In particular C++11 8.5/11 states that these objects are in fact default initialized, and this seems to me to be mutually exclusive with being uninitialized. The standard also states that for some objects being default initialized means that 'no initialized is performed'. Some might assume this means that they are uninitialized but this is not specified and I simply take it to mean that no such performance is required.

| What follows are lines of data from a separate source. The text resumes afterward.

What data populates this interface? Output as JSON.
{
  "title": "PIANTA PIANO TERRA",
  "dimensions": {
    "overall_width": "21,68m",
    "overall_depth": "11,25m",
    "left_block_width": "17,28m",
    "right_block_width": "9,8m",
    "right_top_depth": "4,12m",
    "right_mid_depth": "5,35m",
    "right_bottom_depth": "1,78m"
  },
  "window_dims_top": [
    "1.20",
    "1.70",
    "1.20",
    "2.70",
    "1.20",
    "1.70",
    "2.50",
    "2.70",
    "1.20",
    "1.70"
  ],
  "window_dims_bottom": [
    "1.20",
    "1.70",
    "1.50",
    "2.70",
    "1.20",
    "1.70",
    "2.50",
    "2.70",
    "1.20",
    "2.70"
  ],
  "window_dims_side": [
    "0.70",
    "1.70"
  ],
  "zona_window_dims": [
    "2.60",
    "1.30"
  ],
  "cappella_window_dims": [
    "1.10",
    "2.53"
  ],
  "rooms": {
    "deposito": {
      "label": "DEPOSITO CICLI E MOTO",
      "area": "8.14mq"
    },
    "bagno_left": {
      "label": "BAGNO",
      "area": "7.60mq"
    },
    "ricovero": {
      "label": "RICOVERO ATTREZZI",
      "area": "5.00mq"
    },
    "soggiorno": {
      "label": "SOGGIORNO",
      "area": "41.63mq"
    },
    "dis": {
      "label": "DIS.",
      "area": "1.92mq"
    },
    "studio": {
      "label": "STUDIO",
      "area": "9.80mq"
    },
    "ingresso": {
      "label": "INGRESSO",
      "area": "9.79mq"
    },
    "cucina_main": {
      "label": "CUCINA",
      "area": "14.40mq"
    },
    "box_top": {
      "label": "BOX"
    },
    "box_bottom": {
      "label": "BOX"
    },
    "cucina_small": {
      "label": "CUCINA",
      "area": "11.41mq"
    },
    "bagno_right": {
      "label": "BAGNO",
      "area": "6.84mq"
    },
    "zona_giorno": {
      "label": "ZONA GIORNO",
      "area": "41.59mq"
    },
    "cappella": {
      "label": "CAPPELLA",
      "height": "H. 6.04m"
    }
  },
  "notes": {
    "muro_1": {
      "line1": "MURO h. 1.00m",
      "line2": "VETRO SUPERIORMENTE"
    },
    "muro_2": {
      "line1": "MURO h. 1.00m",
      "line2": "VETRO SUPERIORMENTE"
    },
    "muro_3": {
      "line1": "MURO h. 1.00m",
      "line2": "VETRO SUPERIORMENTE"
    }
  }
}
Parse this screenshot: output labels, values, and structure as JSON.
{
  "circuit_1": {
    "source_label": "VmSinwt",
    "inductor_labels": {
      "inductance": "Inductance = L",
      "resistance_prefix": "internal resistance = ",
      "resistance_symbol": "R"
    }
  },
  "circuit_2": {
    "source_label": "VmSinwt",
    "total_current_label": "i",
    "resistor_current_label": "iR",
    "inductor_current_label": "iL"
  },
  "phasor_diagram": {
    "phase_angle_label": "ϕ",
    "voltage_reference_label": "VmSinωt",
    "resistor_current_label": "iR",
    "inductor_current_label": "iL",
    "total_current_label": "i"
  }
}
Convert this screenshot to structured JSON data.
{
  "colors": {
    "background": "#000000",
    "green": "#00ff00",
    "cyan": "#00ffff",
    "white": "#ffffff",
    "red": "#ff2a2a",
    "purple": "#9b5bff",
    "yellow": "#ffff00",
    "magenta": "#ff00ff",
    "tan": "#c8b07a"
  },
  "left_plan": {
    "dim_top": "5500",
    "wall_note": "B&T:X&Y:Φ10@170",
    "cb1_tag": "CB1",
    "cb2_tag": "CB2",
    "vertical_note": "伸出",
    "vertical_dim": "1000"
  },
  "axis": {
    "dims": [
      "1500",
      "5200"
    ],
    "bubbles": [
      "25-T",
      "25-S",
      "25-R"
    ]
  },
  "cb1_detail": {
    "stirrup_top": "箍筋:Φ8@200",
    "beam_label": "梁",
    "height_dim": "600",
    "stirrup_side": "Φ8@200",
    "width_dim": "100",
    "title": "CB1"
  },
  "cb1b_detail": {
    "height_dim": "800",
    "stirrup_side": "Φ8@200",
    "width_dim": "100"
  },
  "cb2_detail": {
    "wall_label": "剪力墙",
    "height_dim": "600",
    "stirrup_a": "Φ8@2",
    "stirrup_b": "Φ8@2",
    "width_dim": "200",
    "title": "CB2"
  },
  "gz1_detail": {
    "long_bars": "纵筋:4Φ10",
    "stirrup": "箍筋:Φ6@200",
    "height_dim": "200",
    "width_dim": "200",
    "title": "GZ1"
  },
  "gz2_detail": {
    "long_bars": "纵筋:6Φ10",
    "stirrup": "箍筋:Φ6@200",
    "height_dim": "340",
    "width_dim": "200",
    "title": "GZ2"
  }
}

The spec does make clear that the array elements will have indeterminant values. C++ specifies, by reference to the C standard, that indeterminant values can be either valid representations, legal to access normally, or trap representations. If the particular indeterminant values of the array elements happen to all be valid representations, (and none are INT_MAX, avoiding overflow) then the above line does not trigger any undefined behavior in C++11.

Since these array elements could be trap representations it would be perfectly conformant for clang to act as though they are guaranteed to be trap representations, effectively choosing to make the code UB in order to create an optimization opportunity.

Even if clang doesn't do that it could still choose to optimize based on the dataflow. Clang does know how to do that, as demonstrated by the fact that if the inner loop is changed slightly then the loops do get removed.

So then why does the (optional) presence of UB seem to stymie optimization, when UB is usually taken as an opportunity for more optimization?

What may be going on is that clang has decided that users want int trapping based on the hardware's behavior. And so rather than taking traps as an optimization opportunity, clang has to generate code which faithfully reproduces the program behavior in hardware. This means that the loops cannot be eliminated based on dataflow, because doing so might eliminate hardware traps.


C++14 updates the behavior such that accessing indeterminant values itself produces undefined behavior, independent of whether one considers the variable uninitialized or not: https://stackoverflow.com/a/23415662/365496



回答4:

That is indeed very interesting. I tried your example with MSVC 2013. My first idea was that the fact that the ++a[j] is somewhat undefined is the reason why the loop is not removed, because removing this would definetly change the meaning of the program from an undefined/incorrect semantic to something meaningful, so I tried to initialize the values before but the loops still did not dissappear.

Afterwards I replaced the ++a[j]; with an a[j] = 0; which then produced an output without any loop so everything between the two calls to clock() was removed. I can only guess about the reason. Perhaps the optimizer is not able to prove that the operator++ has no side effects for any reason.